- Born: 1983 or 1984 (age 41–42) Vancouver, British Columbia, Canada
- Occupation: Ballet dancer
- Years active: 2001-present
- Children: 2
- Career
- Current group: San Francisco Ballet
- Dances: Ballet

= Frances Chung (dancer) =

Canadian ballet dancer

Frances Chung is a Canadian ballet dancer. She is currently a principal dancer at the San Francisco Ballet.

==Early life==
Chung was born in Vancouver and is of Chinese descent. Her father worked for an electronic company, her mother was a cook, and her sister works in finance. She started ballet and playing the piano when she was five, at a community centre near her home. She attended Magee Secondary School and trained at Goh Ballet Academy. Though most of Chung's teachers are Chinese, she was trained in multiple dance styles, such as French, Russian and English. She also did contemporary, jazz, and Asian dance. However, she did not have any American training. When she was 16, she attended a summer intensives at Boston Ballet, she was then asked to join the studio company, but her mother insisted she graduate high school.

==Career==
In 2001, after she finished high school, Chung joined the San Francisco Ballet, at the age of 17. Chung stated that part of the reason she joined the company was because she wanted to stay on the west coast.
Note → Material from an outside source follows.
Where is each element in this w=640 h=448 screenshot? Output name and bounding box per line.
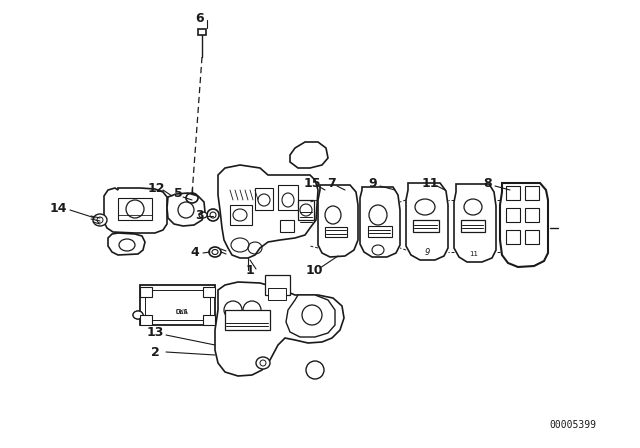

She was named soloist in 2005 and principal dancer in 2009. Chung has danced roles such as Odette/Odile in Swan Lake, Princess Aurora in The Sleeping Beauty and the title role in Cinderella. She has participated in San Francisco Ballet's co-production with other companies, such as a stepsister in Cinderella with Dutch National Ballet and Elizabeth Lavenza in Frankenstein with The Royal Ballet. She has also originated roles such as in Stanton Welch's Bespoke and Dwight Rhoden's LET'S BEGIN AT THE END.

Outside of San Francisco Ballet, Chung has danced in galas in Canada, United States, Mexico, Germany, Australia, France and Italy. In 2018, she danced in Welch's Swan Lake, with Houston Ballet.

==Selected repertoire==
Chung's repertoire with the San Francisco Ballet includes:

- Agon (pas de trois)
- Anima Animus
- Ballo della Regina
- La Bayadère, Act II (Nikiya and 3rd Solo Shade in “The Kingdom of the Shades”)
- Le Carnaval des Animaux (Turtle)
- Chroma
- Cinderella (Cinderella and Stepsister Clementine)
- Coppélia (Swanilda)
- Dances at a Gathering (Yellow)
- Don Quixote (Kitri, Kitri's Friends, and Queen of the Driads)
- Drink to Me Only With Thine Eyes
- Frankenstein (Elizabeth Lavenza)
- Giselle (Giselle, Myrtha, Peasant pas de cinq, and Solo Wili)
- Emeralds & Rubies from Jewels
- The Nutcracker (Queen of the Snow, Snowflakes, Sugar Plum Fairy, Spanish, Flowers, and Grand Pas de Deux Ballerina)
- Paquita (demi-soloist and pas de trois)
- Raymonda Act III (Raymonda)
- Romeo & Juliet (Acrobats)
- Rush
- Serenade (Russian Girl and Angel)
- Piano Concerto #1 in Shostakovich Trilogy
- Sandpaper Ballet
- The Sleeping Beauty (Aurora, pas de six, and Enchanted Princess/Bluebird pas de deux)
- Swan Lake (Odette/Odile, Neapolitan, Act I pas de trois, Russian Princess, and Czardas)
- Sylvia
- Symphony in C
- Symphonic Variations
- Tchaikovsky Pas de Deux
- Theme and Variations
- Within the Golden Hour

===Originated roles===
- Bespoke
- Borealis
- Borderlands
- Fearful Symmetries
- Hummingbird
- In the Countenance of Kings (Electress)
- LET’S BEGIN AT THE END
- Naked
- Pas/Parts 2016
- The Ruins Proclaim the Building Was Beautiful
- Thread
- Underskin

==Awards==
- Isadora Duncan Award for Outstanding Achievement in Performance (Individual) for San Francisco Ballet's 2013 Repertory Season.
- Finalist at the Helsinki International Competition, 2001.
- Awarded silver medal (no gold medal awarded) at the Adeline Genée Awards, London, 2000.
- Finalist and prizewinner at the Prix de Lausanne, 2000.
- 3rd place with partner Nozomi Haga at the Japan National Pas de Deux Competition, 1999.

==Personal life==
Chung is married. The couple welcomed a son, Forest Tan, in 2019. They welcomed they second child, a daughter, Faye Ella, in 2023.